On fluctuations of global and mesoscopic linear statistics of generalized Wigner matrices

Abstract

We consider an N by N real or complex generalized Wigner matrix ${\mathit{H}}_{\mathit{N}}$, whose entries are independent centered random variables with uniformly bounded moments.
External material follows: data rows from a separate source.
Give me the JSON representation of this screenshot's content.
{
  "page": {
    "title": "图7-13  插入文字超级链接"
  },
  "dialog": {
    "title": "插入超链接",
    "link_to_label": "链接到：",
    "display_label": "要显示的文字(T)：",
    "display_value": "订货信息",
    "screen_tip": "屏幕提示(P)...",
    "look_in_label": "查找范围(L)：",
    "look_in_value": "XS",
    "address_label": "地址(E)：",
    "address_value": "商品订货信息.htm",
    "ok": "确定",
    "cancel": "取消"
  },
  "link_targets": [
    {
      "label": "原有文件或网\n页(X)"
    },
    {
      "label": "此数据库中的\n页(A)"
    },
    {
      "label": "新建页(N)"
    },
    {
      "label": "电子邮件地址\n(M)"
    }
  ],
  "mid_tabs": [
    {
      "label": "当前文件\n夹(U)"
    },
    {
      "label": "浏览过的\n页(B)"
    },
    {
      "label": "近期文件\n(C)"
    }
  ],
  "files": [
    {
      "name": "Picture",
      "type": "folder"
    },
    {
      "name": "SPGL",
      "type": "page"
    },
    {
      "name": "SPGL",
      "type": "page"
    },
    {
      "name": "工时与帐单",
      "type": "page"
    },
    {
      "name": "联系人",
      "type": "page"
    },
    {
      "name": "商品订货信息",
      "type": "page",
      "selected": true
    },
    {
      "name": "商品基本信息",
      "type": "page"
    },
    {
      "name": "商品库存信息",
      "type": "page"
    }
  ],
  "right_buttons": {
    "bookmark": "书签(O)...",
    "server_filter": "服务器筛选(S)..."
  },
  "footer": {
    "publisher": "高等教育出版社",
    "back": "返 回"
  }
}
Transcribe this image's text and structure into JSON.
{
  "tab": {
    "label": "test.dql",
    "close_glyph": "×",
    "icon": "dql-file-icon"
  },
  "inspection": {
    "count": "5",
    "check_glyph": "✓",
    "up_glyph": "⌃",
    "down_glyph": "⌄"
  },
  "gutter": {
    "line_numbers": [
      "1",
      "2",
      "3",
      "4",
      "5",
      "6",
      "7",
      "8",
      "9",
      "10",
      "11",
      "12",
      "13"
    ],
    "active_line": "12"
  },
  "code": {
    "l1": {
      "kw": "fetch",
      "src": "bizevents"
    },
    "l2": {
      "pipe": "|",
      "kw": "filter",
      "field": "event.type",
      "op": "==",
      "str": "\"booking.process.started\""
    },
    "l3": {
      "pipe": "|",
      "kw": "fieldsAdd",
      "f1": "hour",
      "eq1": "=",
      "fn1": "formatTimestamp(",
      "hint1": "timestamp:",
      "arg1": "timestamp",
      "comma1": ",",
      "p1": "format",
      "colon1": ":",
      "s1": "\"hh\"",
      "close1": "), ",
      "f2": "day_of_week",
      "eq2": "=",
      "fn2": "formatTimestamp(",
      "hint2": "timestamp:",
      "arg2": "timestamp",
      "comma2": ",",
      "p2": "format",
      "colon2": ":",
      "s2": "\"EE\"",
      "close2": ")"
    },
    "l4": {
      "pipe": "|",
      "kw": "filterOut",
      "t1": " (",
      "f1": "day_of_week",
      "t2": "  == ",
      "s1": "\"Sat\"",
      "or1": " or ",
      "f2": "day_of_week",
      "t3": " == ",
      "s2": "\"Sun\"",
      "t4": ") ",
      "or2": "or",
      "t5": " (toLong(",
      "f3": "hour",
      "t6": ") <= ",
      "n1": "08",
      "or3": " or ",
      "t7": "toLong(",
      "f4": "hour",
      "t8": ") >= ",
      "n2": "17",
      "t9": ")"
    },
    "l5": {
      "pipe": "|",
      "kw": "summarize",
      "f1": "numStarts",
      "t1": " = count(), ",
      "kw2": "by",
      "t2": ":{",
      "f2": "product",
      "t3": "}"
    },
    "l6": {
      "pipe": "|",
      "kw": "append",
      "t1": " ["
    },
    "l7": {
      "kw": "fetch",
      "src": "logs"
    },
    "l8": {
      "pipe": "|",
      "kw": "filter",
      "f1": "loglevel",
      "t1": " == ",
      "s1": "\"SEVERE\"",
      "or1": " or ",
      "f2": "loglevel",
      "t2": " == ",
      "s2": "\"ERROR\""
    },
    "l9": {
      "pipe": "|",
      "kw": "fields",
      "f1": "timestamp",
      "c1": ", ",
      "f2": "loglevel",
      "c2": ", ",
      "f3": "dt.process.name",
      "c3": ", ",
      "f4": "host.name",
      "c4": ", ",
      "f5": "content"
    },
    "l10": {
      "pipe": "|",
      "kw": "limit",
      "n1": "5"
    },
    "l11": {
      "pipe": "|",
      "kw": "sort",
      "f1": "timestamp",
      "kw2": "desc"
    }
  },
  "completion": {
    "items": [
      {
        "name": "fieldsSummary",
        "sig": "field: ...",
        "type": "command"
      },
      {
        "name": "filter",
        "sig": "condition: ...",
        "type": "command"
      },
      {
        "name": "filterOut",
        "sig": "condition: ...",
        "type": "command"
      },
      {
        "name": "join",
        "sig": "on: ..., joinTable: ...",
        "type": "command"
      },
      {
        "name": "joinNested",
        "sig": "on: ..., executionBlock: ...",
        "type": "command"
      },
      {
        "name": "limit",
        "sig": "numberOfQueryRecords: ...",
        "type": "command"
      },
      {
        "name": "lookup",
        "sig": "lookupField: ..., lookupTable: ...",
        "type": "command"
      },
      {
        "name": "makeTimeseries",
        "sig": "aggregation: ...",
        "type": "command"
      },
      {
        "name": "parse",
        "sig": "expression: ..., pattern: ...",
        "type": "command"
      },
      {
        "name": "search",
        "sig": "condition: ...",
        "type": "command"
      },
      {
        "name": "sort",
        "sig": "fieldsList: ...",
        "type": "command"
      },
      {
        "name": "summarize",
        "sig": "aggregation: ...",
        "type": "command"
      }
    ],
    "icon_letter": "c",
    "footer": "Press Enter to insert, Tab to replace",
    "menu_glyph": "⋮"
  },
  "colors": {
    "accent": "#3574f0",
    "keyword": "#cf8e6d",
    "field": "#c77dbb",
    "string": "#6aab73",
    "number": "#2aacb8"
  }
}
We assume that the variance profile, ${\mathit{s}}_{\mathit{i}\mathit{j}}:=\mathbb{E}|{\mathit{H}}_{\mathit{i}\mathit{j}}{|}^2$, satisfies ${\sum }_{\mathit{i}=1}^{\mathit{N}}{\mathit{s}}_{\mathit{i}\mathit{j}}=1$, for all $1\le \mathit{j}\le \mathit{N}$ and ${\mathit{c}}^{-1}\le \mathit{N}{\mathit{s}}_{\mathit{i}\mathit{j}}\le \mathit{c}$ for all $1\le \mathit{i},\mathit{j}\le \mathit{N}$ with some constant $\mathit{c}\ge 1$. We establish Gaussian fluctuations for the linear eigenvalue statistics of ${\mathit{H}}_{\mathit{N}}$ on global scales, as well as on all mesoscopic scales up to the spectral edges, with the expectation and variance formulated in terms of the variance profile. We subsequently obtain the universal mesoscopic central limit theorems for the linear eigenvalue statistics inside the bulk and at the edges, respectively.